Es war ein Land

Agnes Miegel

 

Es war ein Land...

O kalt weht der Wind über leeres Land,

O leichter weht Asche als Staub und Sand!

Und die Nessel wächst hoch an geborstner Wand,

Aber höher die Distel am Ackerrand!

Es war ein Land, - wo bliebst Du, Zeit?

Da wogte der Roggen wie See so weit,

Da klang aus den Erlen der Sprosser Singen

Wenn Herde und Fohlen zur Tränke gingen,

Hof auf, Hof ab, wie ein Herz so sacht,

Klang das Klopfen der Sensen in heller Nacht,

Und Heukahn an Heukahn lag still auf dem Strom

Und geborgen schlief Stadt und Ordensdom, -

In der hellen Nacht, - der Johannisnacht!

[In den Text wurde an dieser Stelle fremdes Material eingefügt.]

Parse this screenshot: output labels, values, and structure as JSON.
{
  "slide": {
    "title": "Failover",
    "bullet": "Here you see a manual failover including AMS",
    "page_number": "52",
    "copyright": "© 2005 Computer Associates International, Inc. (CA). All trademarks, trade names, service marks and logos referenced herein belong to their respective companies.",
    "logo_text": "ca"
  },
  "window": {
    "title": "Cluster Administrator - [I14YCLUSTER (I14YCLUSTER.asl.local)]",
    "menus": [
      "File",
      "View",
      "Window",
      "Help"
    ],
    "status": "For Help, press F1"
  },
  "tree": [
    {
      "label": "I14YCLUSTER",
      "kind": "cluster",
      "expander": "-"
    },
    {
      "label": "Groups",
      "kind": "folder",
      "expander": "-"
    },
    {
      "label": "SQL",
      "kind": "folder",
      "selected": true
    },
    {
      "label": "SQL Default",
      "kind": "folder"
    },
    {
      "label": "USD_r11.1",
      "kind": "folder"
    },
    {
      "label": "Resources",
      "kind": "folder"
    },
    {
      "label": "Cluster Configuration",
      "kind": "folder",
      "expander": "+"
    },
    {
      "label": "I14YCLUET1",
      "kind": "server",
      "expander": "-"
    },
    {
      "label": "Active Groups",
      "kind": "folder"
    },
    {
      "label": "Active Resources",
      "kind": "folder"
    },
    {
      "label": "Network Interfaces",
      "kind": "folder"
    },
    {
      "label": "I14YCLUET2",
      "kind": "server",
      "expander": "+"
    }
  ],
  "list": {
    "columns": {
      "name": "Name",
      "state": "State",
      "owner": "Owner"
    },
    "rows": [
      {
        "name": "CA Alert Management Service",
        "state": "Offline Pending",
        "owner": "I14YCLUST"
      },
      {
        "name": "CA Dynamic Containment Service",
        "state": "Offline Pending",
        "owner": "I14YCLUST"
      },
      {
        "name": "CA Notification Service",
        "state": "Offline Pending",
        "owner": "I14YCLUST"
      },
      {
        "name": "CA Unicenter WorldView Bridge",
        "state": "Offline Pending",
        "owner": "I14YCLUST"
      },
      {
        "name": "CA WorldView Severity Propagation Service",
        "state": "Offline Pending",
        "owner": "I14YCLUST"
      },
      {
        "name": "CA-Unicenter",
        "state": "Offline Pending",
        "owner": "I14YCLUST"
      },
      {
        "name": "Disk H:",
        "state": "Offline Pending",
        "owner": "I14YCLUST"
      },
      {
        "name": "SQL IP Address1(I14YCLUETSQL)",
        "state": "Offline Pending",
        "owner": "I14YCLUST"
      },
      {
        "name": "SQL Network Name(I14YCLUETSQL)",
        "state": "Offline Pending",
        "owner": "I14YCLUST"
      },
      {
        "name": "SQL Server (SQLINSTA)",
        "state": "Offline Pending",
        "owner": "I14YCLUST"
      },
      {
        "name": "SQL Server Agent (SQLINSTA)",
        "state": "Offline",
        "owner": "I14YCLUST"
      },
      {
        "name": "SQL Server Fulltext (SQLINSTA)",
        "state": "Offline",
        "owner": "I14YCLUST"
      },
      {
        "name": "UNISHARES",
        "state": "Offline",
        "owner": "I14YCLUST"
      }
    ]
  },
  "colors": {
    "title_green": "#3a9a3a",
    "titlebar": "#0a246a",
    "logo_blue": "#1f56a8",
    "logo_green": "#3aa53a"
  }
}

Es war ein Land, - im Abendbrand

Garbe an Garbe im Felde stand.

Hügel auf, Hügel ab, bis zum Hünengrab

Standen die Hocken, brotduftend und hoch,

Und drüber der Storch seine Kreise zog.

So blau war die See, so weiß der Strand

Und mohnrot der Mond am Waldesrand

In der warmen Nacht, - der Erntenacht!

 



 

Es war ein Land, - der Nebel zog

wie Spinnweb, das um den Wacholder flog,

Die Birken leuchteten weiß und golden,

und korallen die schweren Quitschendolden,

Die Eicheln knirschten bei Deinem Gehn

In den harten Furchen der Alleen.

Ein Stern mir blinkte, fern und allein,

Und Du hörtest im Forst die Hirsche schrein

In der kalten Nacht, - der Septembernacht!

Es war ein Land, - der Ostwind pfiff,

Da lag es still wie im Eis das Schiff,

Wie Daunen deckte der Schnee die Saat

Und deckte des Elchs verschwiegenen Pfad.

Grau fror die See an vereister Buhne

Und im Haff kam Fischer und Fisch zur Wuhne.

Unter warmem Dach aus Stroh und Ried

Klappte der Webstuhl zu altem Lied:

‘Wi beid’, wi sönn noch jong on stark,

wie nähr'n ons möt eigne Hände, -“

 

Es war ein Land, - wir liebten dies Land, -

Aber Grauen sank drüber wie Dünensand.

Verweht wie im Bruch des Elches Spur

Ist die Fährte von Mensch und Kreatur, -

Sie erstarrten im Schnee, sie verglühten im Brand,

Sie verdarben im Elend in Feindesland,

Sie liegen tief auf der Ostsee Grund,

Flut wäscht ihr Gebein in Bucht und Sund,

Sie schlafen in Jütlands sandigem Schoß, -

Und wir letzten treiben heimatlos,

Tang nach dem Sturm, Herbstlaub im Wind, -

Vater, Du weißt, wie einsam wir sind!

Nie zu klagen war unsre Art,

Du gabst und Du nahmst, - doch Dein Joch drückt hart!

Vergib, wenn das Herz, das sich Dir ergibt,

Nicht vergißt, was zu sehr es geliebt.